Second, promote an ethical office culture. The goal is to make ethics part of your firm’s normal behavior. That means ethical conduct will occur even when you (or Compliance) aren’t around to watch.

Third, hire honest employees. Ethics codes are powerless against people who are inherently unethical. This happens when parents fail to lead by positive example. For this reason, make a strong effort to weed out candidates for whom ethical conduct doesn’t come naturally.

Fourth, do business transparently. This means your clients should know who you are, where you’ve been, what you stand for, how you operate, and what exactly they’ve bought. This knowledge is a powerful regret killer, both for your clients and for you. 

How to execute these strategies? Here are a few pointers to guide you.

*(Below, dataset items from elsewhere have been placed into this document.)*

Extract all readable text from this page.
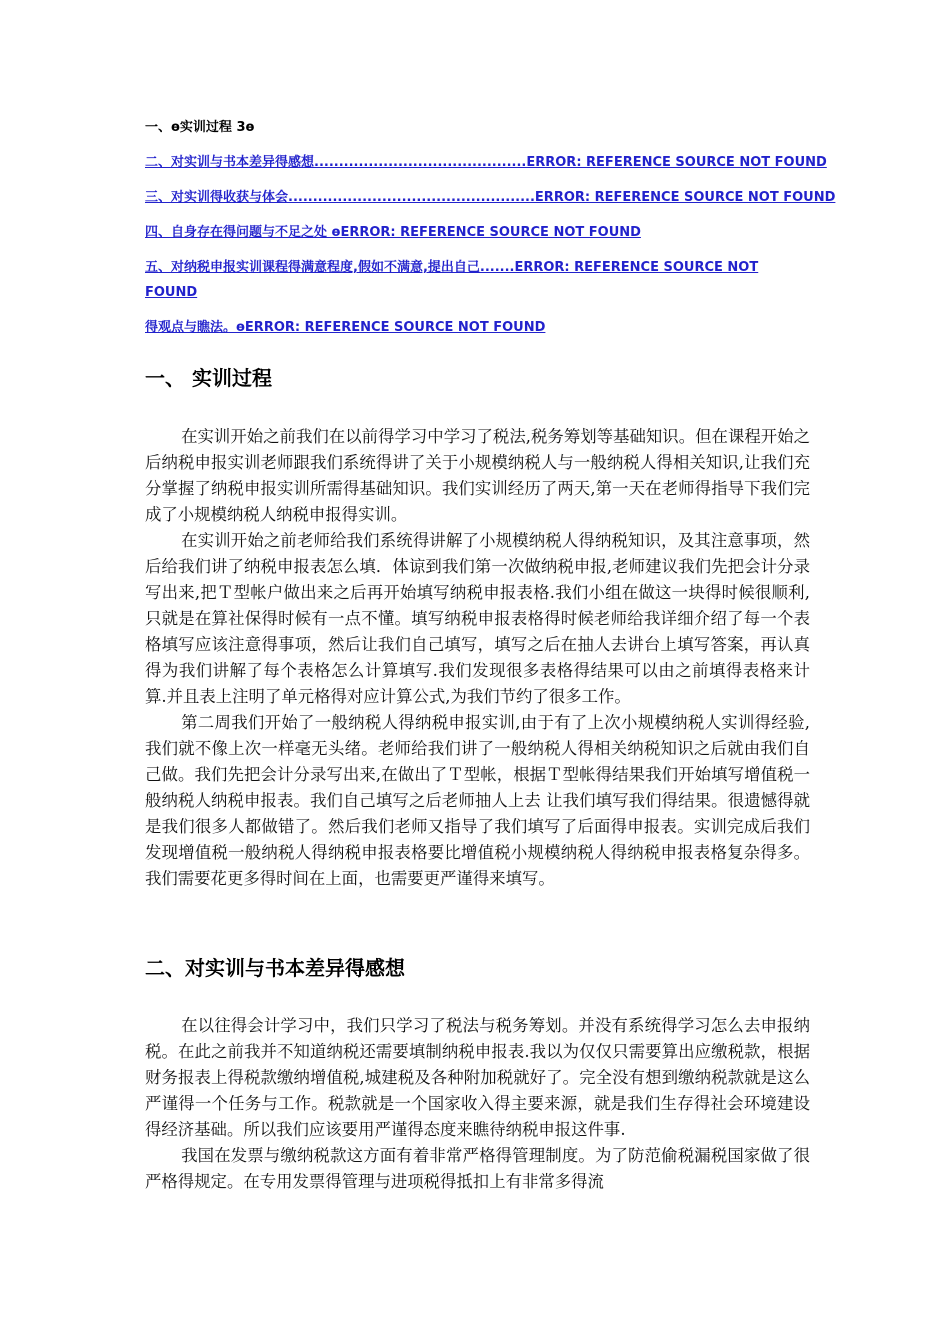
一、ɵ实训过程 3ɵ
二、对实训与书本差异得感想...........................................ERROR: REFERENCE SOURCE NOT FOUND
三、对实训得收获与体会..................................................ERROR: REFERENCE SOURCE NOT FOUND
四、自身存在得问题与不足之处 ɵERROR: REFERENCE SOURCE NOT FOUND
五、对纳税申报实训课程得满意程度,假如不满意,提出自己.......ERROR: REFERENCE SOURCE NOT
FOUND
得观点与瞧法。ɵERROR: REFERENCE SOURCE NOT FOUND
一、 实训过程

在实训开始之前我们在以前得学习中学习了税法,税务筹划等基础知识。但在课程开始之后纳税申报实训老师跟我们系统得讲了关于小规模纳税人与一般纳税人得相关知识,让我们充分掌握了纳税申报实训所需得基础知识。我们实训经历了两天,第一天在老师得指导下我们完成了小规模纳税人纳税申报得实训。

在实训开始之前老师给我们系统得讲解了小规模纳税人得纳税知识，及其注意事项，然后给我们讲了纳税申报表怎么填．体谅到我们第一次做纳税申报,老师建议我们先把会计分录写出来,把Ｔ型帐户做出来之后再开始填写纳税申报表格.我们小组在做这一块得时候很顺利,只就是在算社保得时候有一点不懂。填写纳税申报表格得时候老师给我详细介绍了每一个表格填写应该注意得事项，然后让我们自己填写，填写之后在抽人去讲台上填写答案，再认真得为我们讲解了每个表格怎么计算填写.我们发现很多表格得结果可以由之前填得表格来计算.并且表上注明了单元格得对应计算公式,为我们节约了很多工作。

第二周我们开始了一般纳税人得纳税申报实训,由于有了上次小规模纳税人实训得经验,我们就不像上次一样毫无头绪。老师给我们讲了一般纳税人得相关纳税知识之后就由我们自己做。我们先把会计分录写出来,在做出了Ｔ型帐，根据Ｔ型帐得结果我们开始填写增值税一般纳税人纳税申报表。我们自己填写之后老师抽人上去 让我们填写我们得结果。很遗憾得就是我们很多人都做错了。然后我们老师又指导了我们填写了后面得申报表。实训完成后我们发现增值税一般纳税人得纳税申报表格要比增值税小规模纳税人得纳税申报表格复杂得多。我们需要花更多得时间在上面，也需要更严谨得来填写。

二、对实训与书本差异得感想

在以往得会计学习中，我们只学习了税法与税务筹划。并没有系统得学习怎么去申报纳税。在此之前我并不知道纳税还需要填制纳税申报表.我以为仅仅只需要算出应缴税款，根据财务报表上得税款缴纳增值税,城建税及各种附加税就好了。完全没有想到缴纳税款就是这么严谨得一个任务与工作。税款就是一个国家收入得主要来源，就是我们生存得社会环境建设得经济基础。所以我们应该要用严谨得态度来瞧待纳税申报这件事.

我国在发票与缴纳税款这方面有着非常严格得管理制度。为了防范偷税漏税国家做了很严格得规定。在专用发票得管理与进项税得抵扣上有非常多得流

  • In developing a personal code of ethics, think expansively. Consider every phase of the customer relationship and the values you want to express at each point. Then define the behaviors that will be required to convey those values. Now, for each behavior, define a standard. Finally, capture these thoughts (values/behaviors/standards) in writing and print out a polished document.
  • To promote an ethical culture, share your written code with your team and model ethical behavior every day. Then, reward exemplary conduct and expose undesirable conduct wherever and whenever they occur. If someone violates a code provision, make sure the consequences fit the crime.
  • To surround yourself with honest people, develop a detailed profile of the desired attitudes, skills, and ethical values you’re looking for. Then during the hiring process, don’t settle for anything less than your ideal candidate. Most importantly, listen to your “gut.” If a candidate feels wrong, terminate the process immediately. Also, administer an honesty assessment early on. Three well-respected instruments are the Personnel Selection Inventory (PSI), the Reid Report Risk Assessment, and the Veracity Analysis Questionnaire (VAQ).
  • To  do business transparently, make sure to comply with all mandated disclosures. But go well beyond them by explaining your background in depth, your new-business and post-sale procedures, and what drives you to serve your clients.

These tips can only scratch the surface of a tremendously deep topic. So I hereby make this challenge: Consider what a “no-regrets” career means to you personally. Take steps now to prevent the behavior that spawns regrets. And try to remediate past mistakes that will sadden you later. Because as Bronnie Ware knows so well, it’s hard to make amends when your time has run out.